The excitement for Opening Day was building with each passing 24 hours. The countdowns posted on Twitter, usually using the back of a famous player’s jersey to illustrate just how close we were, always seemed to give me a burst of energy. Yesterday morning, I saw this one, and man, this sucks.
27 Days??? until MLB Opening Day. pic.twitter.com/kiHn2ZZIpl— Baseball In Pics (@baseballinpix) March 13, 2020
Even with each passing Yankees injury, I couldn’t wait for Opening Day. I couldn’t wait to plop myself in my own personal cave, armed with two televisions and an MLB.tv subscription, and enjoy the return of baseball. Who knows when that opportunity will finally arrive. But it’s important to differentiate that while I’m incredibly sad that my greatest hobby (and all of its counterparts) will be impossible to enjoy for the coming weeks (months?), I also completely understand the necessity to implement these drastic measures, and people’s distress regarding the lack of baseball shouldn’t be directed at those who made the decision.
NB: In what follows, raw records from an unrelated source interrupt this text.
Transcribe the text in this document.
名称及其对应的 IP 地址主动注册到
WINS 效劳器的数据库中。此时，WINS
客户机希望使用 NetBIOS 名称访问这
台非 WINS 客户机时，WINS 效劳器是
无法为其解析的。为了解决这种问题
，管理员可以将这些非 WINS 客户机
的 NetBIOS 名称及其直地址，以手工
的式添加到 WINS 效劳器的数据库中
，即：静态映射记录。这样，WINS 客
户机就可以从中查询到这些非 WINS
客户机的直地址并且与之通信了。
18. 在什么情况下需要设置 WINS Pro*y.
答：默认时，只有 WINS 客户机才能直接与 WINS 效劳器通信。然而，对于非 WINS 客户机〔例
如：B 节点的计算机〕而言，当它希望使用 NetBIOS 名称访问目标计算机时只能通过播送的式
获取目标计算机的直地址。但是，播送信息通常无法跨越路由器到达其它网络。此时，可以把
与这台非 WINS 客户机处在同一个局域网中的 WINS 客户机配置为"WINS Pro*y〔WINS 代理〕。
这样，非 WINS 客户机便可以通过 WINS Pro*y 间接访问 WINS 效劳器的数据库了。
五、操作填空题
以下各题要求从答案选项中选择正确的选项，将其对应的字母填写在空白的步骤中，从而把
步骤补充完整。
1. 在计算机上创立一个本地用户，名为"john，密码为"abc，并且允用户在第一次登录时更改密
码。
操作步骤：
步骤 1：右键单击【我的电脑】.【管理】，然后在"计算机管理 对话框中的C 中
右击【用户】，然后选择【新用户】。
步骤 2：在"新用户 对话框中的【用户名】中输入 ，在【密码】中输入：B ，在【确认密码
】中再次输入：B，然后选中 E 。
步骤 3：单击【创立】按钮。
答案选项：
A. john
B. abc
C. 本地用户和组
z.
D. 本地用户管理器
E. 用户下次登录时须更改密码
What happened in the basketball world on Wednesday night was scary. A prominent NBA player tested positive for COVID-19 (and another prominent teammate did as well soon after), after the team had played in multiple arenas across the country in the past week, and shared locker rooms with other visiting basketball and hockey teams. What’s more, both players felt good enough that they could have played on Wednesday.
You get the idea of how quickly this could spread, through a sports league and all the people that surround the production of that league. In the baseball world alone, in one quick exchange, we have a pitcher, catcher, umpire, and a number of possible fielders sharing a baseball, while pitchers like Aroldis Chapman lick their fingers in between every pitch. Then we have foul balls going into the stands, where any unlucky spectator could pick up a ball through a crowd of swarming counterparts, and, well, you see where this is going. You have reporters, camera crews, training staff, hundreds and thousands of people that interact with players and others on a daily basis. This virus could spread rapidly, and playing in empty ballparks wouldn’t diminish the risk of spreading it between players and other personnel enough to warrant play to continue.
I hate this, but I understand it. I hope everybody else does too. It’s so important for me to set aside my own selfish desires, which boil down to the simple fact that I just want to kick my feet up and watch a ballgame. I want to take that walk up to Yankee Stadium and hear the rumble of the subway arriving, then step inside and hear the organ and the cracks of batting practice. For now, we don’t have that luxury. Maybe when it returns, it will be appreciated even more. But today, what can be appreciated is that MLB, and other pro sports, played some role in preventing this virus from spreading even more rapidly. It sucks, and it had to happen.